Han exited the Falcon, glancing around, obviously in search of Chewie. When he saw his copilot carrying Einara with Leia trailing behind, laden with two packs, he jogged toward them.

There was a repeat of the conversation with Chewie — a what happened? followed by a brief explanation. Han took Einara's pack from Leia before she thought to ask for help, and they boarded the ship one after the other.

It didn't take long to run the ship's ancient med scanner and determine that Einara's ankle was broken. Han had bone knitters in the Falcon's stash of medical supplies, and within half an hour, Einara was resting in the med bunk, bone knitters accelerating her healing. It would be a couple of days before she could put weight on the joint, but the break was apparently simple enough that complications were unlikely.

Leia made sure her teammate didn't need anything else before grabbing her pack off the floor of the main hold and pulling it back onto her shoulders. She found Han in the lounge, sipping on a mug of caf. She caught his eye and tilted her head in the direction of the ring corridor. "I'm heading back out," she said.

Han's expression clouded with concern. "By yourself?"

She shrugged. "I don't know what other choice I have," she said. "The others will be waiting. They'll be worried if we don't show up and will waste time looking for us."

"Can't you comm 'em just this once?"

Leia shook her head. The rule was no comms until they could establish that they weren't being listened to. The short-range frequencies they had to rely on when not on a ship with transmission scrambling capabilities were easily picked up with the right equipment.
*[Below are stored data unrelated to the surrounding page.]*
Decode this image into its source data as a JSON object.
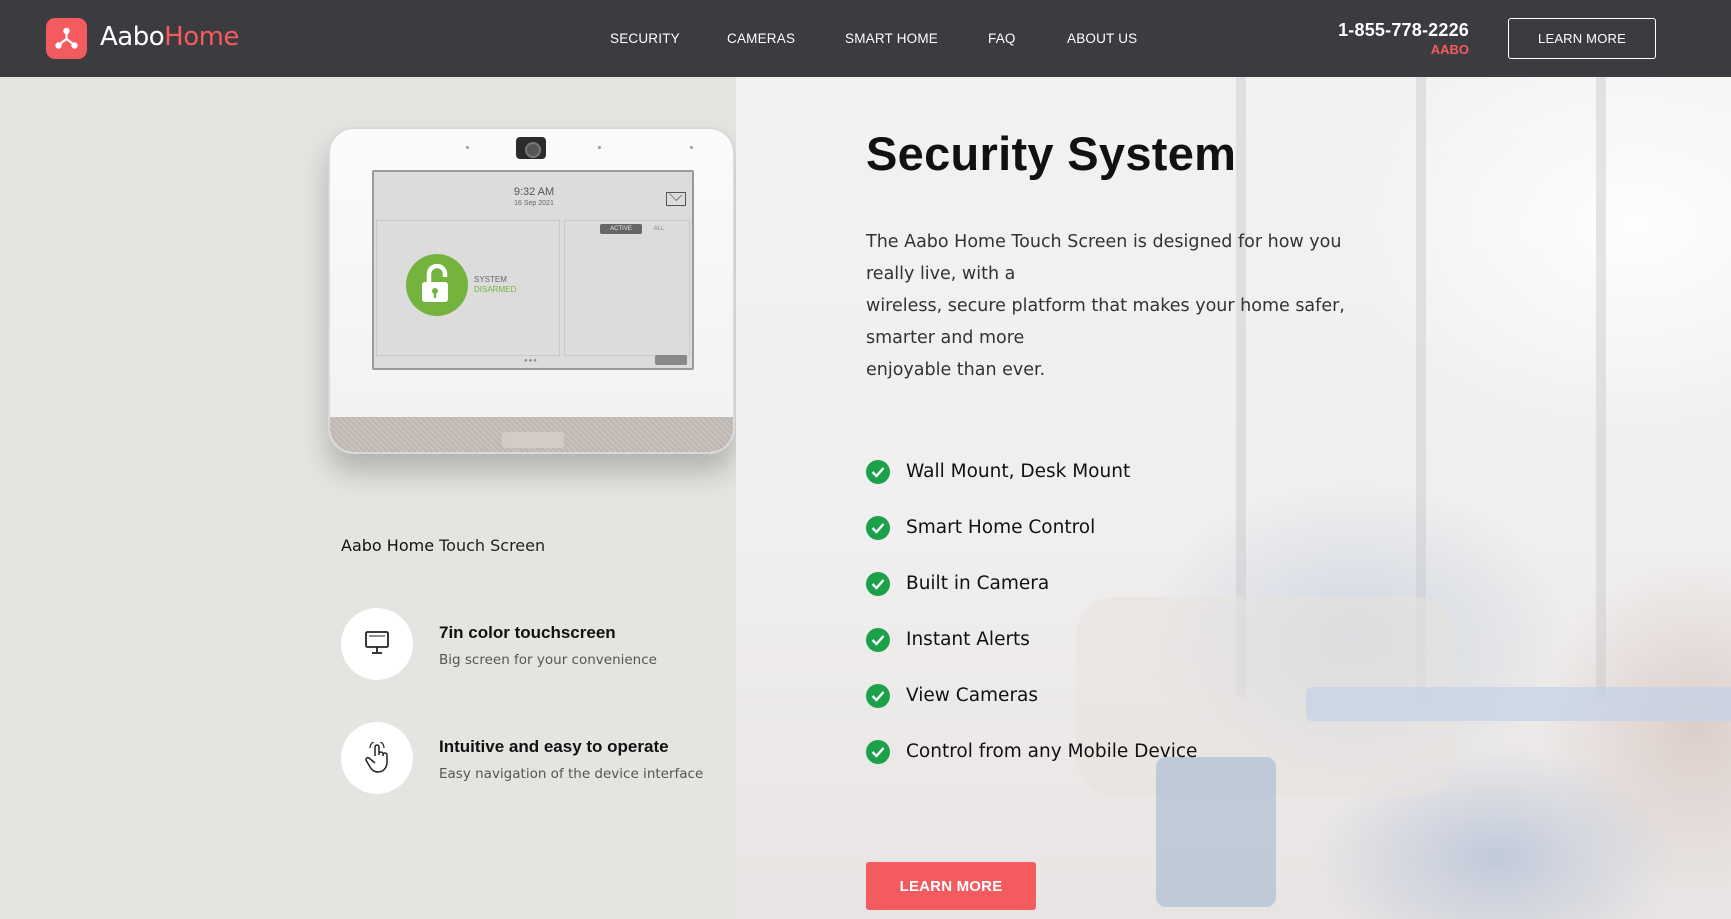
{
  "brand": {
    "name_part1": "Aabo",
    "name_part2": "Home",
    "accent_color": "#f45b5f",
    "logo_icon": "network-nodes-icon"
  },
  "nav": {
    "items": [
      {
        "label": "SECURITY"
      },
      {
        "label": "CAMERAS"
      },
      {
        "label": "SMART HOME"
      },
      {
        "label": "FAQ"
      },
      {
        "label": "ABOUT US"
      }
    ]
  },
  "header": {
    "phone": "1-855-778-2226",
    "phone_sub": "AABO",
    "cta_label": "LEARN MORE"
  },
  "device": {
    "screen_time": "9:32 AM",
    "screen_date": "16 Sep 2021",
    "tab_active": "ACTIVE",
    "tab_all": "ALL",
    "status_line1": "SYSTEM",
    "status_line2": "DISARMED",
    "status_color": "#74b33d"
  },
  "product": {
    "title_strong": "Aabo Home",
    "title_rest": " Touch Screen",
    "features": [
      {
        "icon": "monitor-icon",
        "title": "7in color touchscreen",
        "desc": "Big screen for your convenience"
      },
      {
        "icon": "touch-hand-icon",
        "title": "Intuitive and easy to operate",
        "desc": "Easy navigation of the device interface"
      }
    ]
  },
  "main": {
    "title": "Security System",
    "desc_lines": [
      "The Aabo Home Touch Screen is designed for how you really live, with a",
      "wireless, secure platform that makes your home safer, smarter and more",
      "enjoyable than ever."
    ],
    "checklist": [
      "Wall Mount, Desk Mount",
      "Smart Home Control",
      "Built in Camera",
      "Instant Alerts",
      "View Cameras",
      "Control from any Mobile Device"
    ],
    "check_color": "#1aa14a",
    "cta_label": "LEARN MORE"
  }
}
They had tech on outposts that operated similarly to the tech on their ships, but when they were in a new location, the risk was too high.
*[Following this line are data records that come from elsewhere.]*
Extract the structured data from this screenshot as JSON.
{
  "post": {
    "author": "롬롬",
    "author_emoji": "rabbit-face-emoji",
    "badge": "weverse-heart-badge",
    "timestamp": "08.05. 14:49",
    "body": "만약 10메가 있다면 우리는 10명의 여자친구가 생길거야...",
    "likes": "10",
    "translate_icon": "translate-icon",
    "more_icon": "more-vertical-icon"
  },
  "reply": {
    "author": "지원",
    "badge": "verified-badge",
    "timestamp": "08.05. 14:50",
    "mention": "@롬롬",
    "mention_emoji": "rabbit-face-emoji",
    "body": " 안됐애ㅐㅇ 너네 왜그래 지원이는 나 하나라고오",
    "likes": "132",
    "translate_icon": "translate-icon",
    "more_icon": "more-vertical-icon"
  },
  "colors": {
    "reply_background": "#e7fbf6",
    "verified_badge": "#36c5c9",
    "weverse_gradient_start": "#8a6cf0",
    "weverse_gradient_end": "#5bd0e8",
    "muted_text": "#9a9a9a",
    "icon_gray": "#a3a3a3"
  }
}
"It's safer for me to just go. I can handle myself."

"So can Voln, but she wouldn't've made it back here without you helpin' her."

Leia clenched and unclenched her jaw. "My options are kind of limited here, Han," she said tersely. She knew going alone wasn't the best idea, but she was also confident in her ability to move quickly and quietly. Getting out of trouble by herself might be tough, but avoiding it altogether would be easier without another person involved. I'll be fine.

Han ran a hand through his hair, seemingly conflicted over something. He sighed. "Fine, I'll go."

She arched a brow at him curiously. "Okay." She paused a moment. "For the record, I didn't ask you to."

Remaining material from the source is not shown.